Abstract
1. A leukoagglutinin was formed in the serum of a normal human subject who received 10 intravenous injections of blood from a single patient with chronic myelogenous leukemia over a period of 20 weeks.
2. Coincident with development of the leukoagglutinin, first detectable one week after the fifth injection of leukemic blood, the normal subject experienced progressively more severe febrile reactions to the infusions and exhibited a characteristic pattern of leukocyte response—namely, an immediate transient leukopenia, followed by a leukocytosis which reached its peak around 3 hours and subsided to normal within 12 hours.
3. During the early part of the investigation immature leukocytes, presumably from the leukemic donor, could be identified in the recipient’s circulation during the first hour immediately following injection, but none could be found following the tenth infusion of leukemic blood.
4. The leukoagglutinin which appeared in response to the injections of blood from the single leukemic donor was a typical iso-antibody, showing a broad pattern of reactivity against normal leukocytes from 127 of 129 donors, leukemic leukocytes from 5 of 5 patients with chronic myelocytic leukemia and 6 of 6 patients with chronic lymphocytic leukemia. No reactivity was observed against the recipient’s own leukocytes, and little or no reactivity was demonstrable against the immature leukocytes from 3 patients with acute leukemia.
5. Eighteen months after the last injection of leukemic blood, restimulation of a leukocyte iso-agglutinin in the previously immunized recipient was provoked within one week of commencing a series of intravenous infusions of blood from a single normal donor.

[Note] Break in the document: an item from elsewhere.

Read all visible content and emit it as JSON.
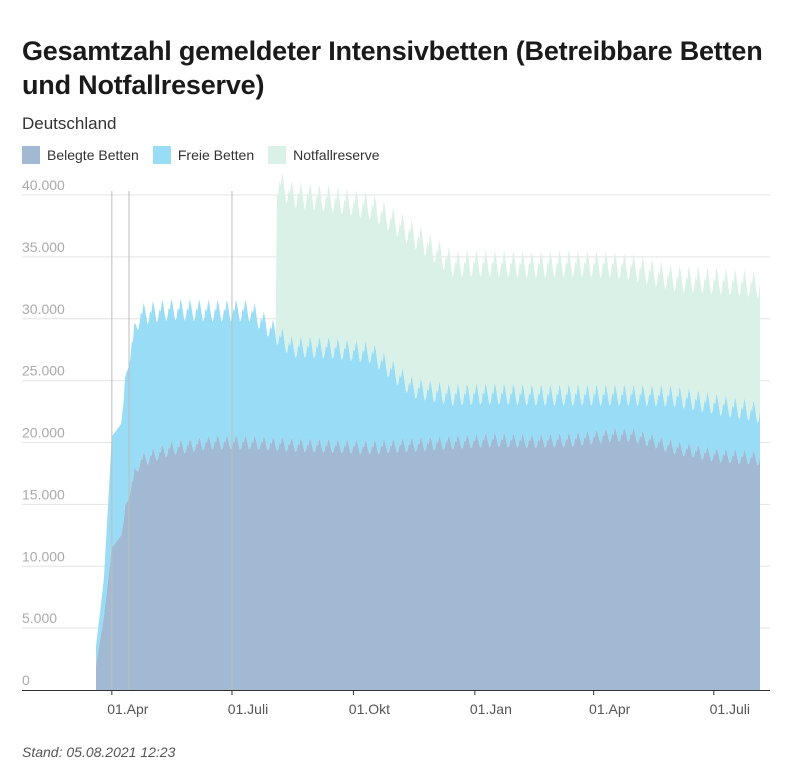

6. The volume of normal leukocytes employed for the restimulation was 1/10 to 1/100 the volume of leukemic leukocytes employed for the primary immunization.
7. The concept of antibody excess was demonstrable in the sensitized recipient. No evidence of in vivo absorption of leukoagglutinin activity was observed after transfusion of 500 ml. of blood from the normal donor. The severity of the recipient’s reaction to the transfused blood was clearly related to the dose of donor leukocytes administered, 0.47 billion cells causing no reaction but 4.16 billion causing a moderately severe reaction.

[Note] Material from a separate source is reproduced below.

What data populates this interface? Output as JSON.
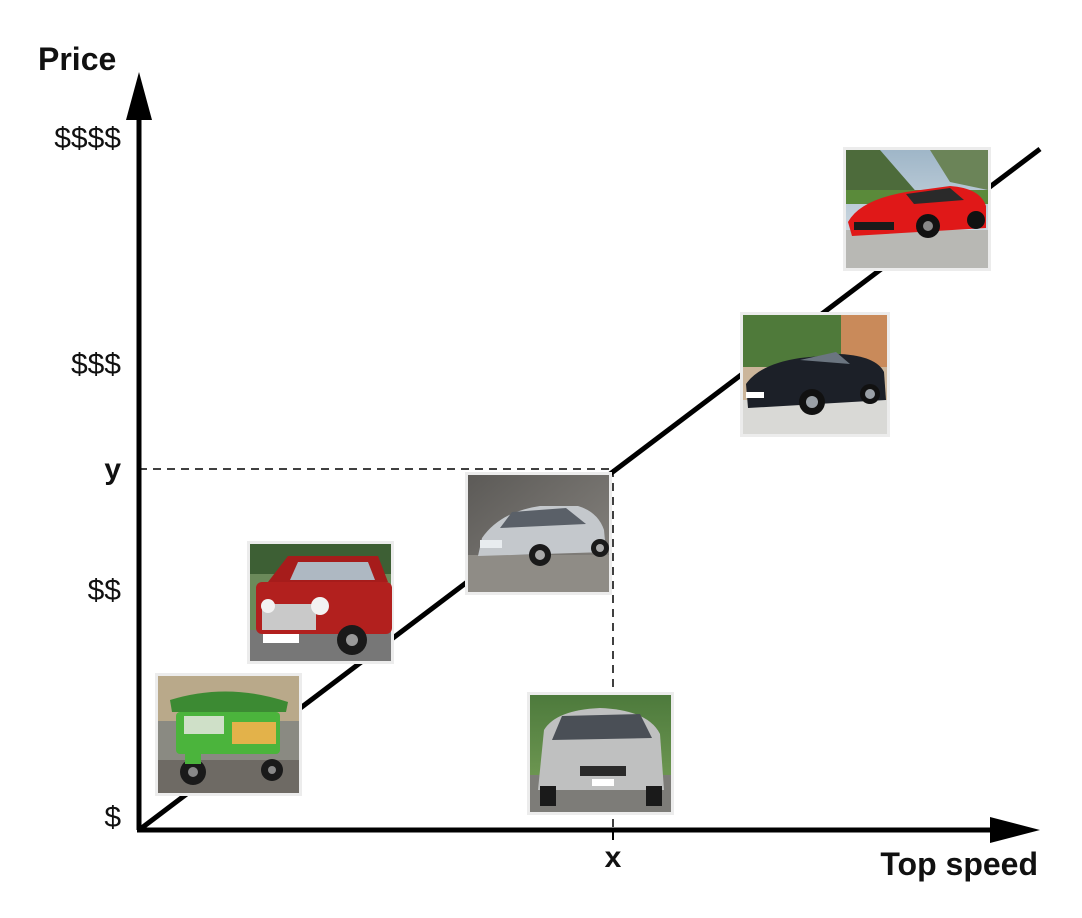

8. Fifteen months after completion of the injections of normal blood, reexposure of the normal subject to injections of blood from a second leukemic donor resulted in prompt restimulation of leukoagglutinin activity in the recipient’s serum.
9. The leukoagglutinin could be completely absorbed in vitro by incubation with donor leukocytes.
10. The leukoagglutinin was concentrated in the gamma globulin fraction of the recipient’s plasma.
11. The recipient exhibited typical symptomatic reactions and transient hematologic changes following the infusions of leukemic blood.
12. It was possible to correlate the severity of the recipient’s clinical reactions both with the strength of the recipient’s leukoagglutinin, as well as with the dose of donor leukocytes transfused.
13. Serologic observations, plus the results of fractionated transfusion studies, indicated that the recipient’s transfusion reactions were related to sensitivity to the donor’s buffy coat (Part II), and more specificially to donor leukocytes (Part III), rather than to donor plasma, platelets or erythrocytes.
14. Sustained stimulation of the recipient’s white cell count as a result of the injections of leukemic blood was not observed.
15. There has thus far been no evidence of transmission of leukemia to the recipient (now 6½ years after the first course of injections of leukemic blood and 2 years since completion of the present study).